Previously published on September 20
Bernard Haitink
The Enigmatic Maestro
A portrait by John Bridcut of one of the world’s most admired conductors, filmed during the lead-up to his retirement at the age of 90.
Saturday 26th September, 7.30pm
BBC Two & iPlayer
“The secret of conducting is that you embrace the orchestra without suffocating them – and that is what I’ve tried to achieve my whole life.”
I enjoyed his LSO Barbican concert on Saturday on Sky Arts channel. Superb performances of Mozart and Bruckner, but he did look very frail.
I remember reading an article about Bernard Haitink quite a while ago, when he said something like “If you have to talk and explain you have lost it”. At that time I was playing with an orchestra whose conductor constantly stopped and talked. Once we timed him during a rehearsal of a movement from a Brahms Symphony and he talked altogether for 40 minutes!
I had the pleasure of bumping into Maestro Haitink at a supermarket in Sloane Street some years ago. I introduced myself and asked him if I could pose a quick question that had been puzzling me for decades.
He was courteous in the extreme.
“Maestro I have often wondered why you have never performed Sibelius?”
The reply came
“Ah yes Sibelius. I have always loved this music and play his works at home with great pleasure. But you know I have never felt I have had the opportunites to study in the detail the scores.”

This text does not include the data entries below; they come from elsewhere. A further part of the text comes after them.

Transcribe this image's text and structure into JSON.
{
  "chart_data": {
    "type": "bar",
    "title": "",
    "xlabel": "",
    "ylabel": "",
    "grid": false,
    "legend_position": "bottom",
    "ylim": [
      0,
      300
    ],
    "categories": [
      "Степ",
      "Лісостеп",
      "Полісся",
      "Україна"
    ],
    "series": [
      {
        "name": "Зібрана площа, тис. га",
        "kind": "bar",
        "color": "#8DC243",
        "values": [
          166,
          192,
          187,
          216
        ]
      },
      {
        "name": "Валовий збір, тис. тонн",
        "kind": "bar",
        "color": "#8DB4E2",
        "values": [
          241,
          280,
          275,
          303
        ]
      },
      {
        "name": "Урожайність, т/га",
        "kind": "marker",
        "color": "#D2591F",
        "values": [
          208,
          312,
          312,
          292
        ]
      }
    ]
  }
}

I too watched him on the wonderful Sky Arts programme which by the way puts the BBC to shame.
The Mozart concerto, a favourite of mine, was delectable and the Bruckner magisterial. What I most liked was to watch his eyes cue the music and his baton wrist being so flexible on the beat.
He was the epitome of offering a truly superb orchestra guidance as to how best to play this music.
In interview when asked about repertoire he’d not recorded, or by contrast – like the Vaughan Williams – pieces that had ‘just come my way’, he’d reverse the phrase to say: ‘it never came my way’. No last six Mozart Symphonies, for example, I believe only a live ‘Prague’. Thanks for your Sibelius comment: another puzzle for me!
I thought the Bridcut film was extremely well put together, watching again from 1m05s, where he speaks about the German occupation, I found it really moving and revealing of this modest man.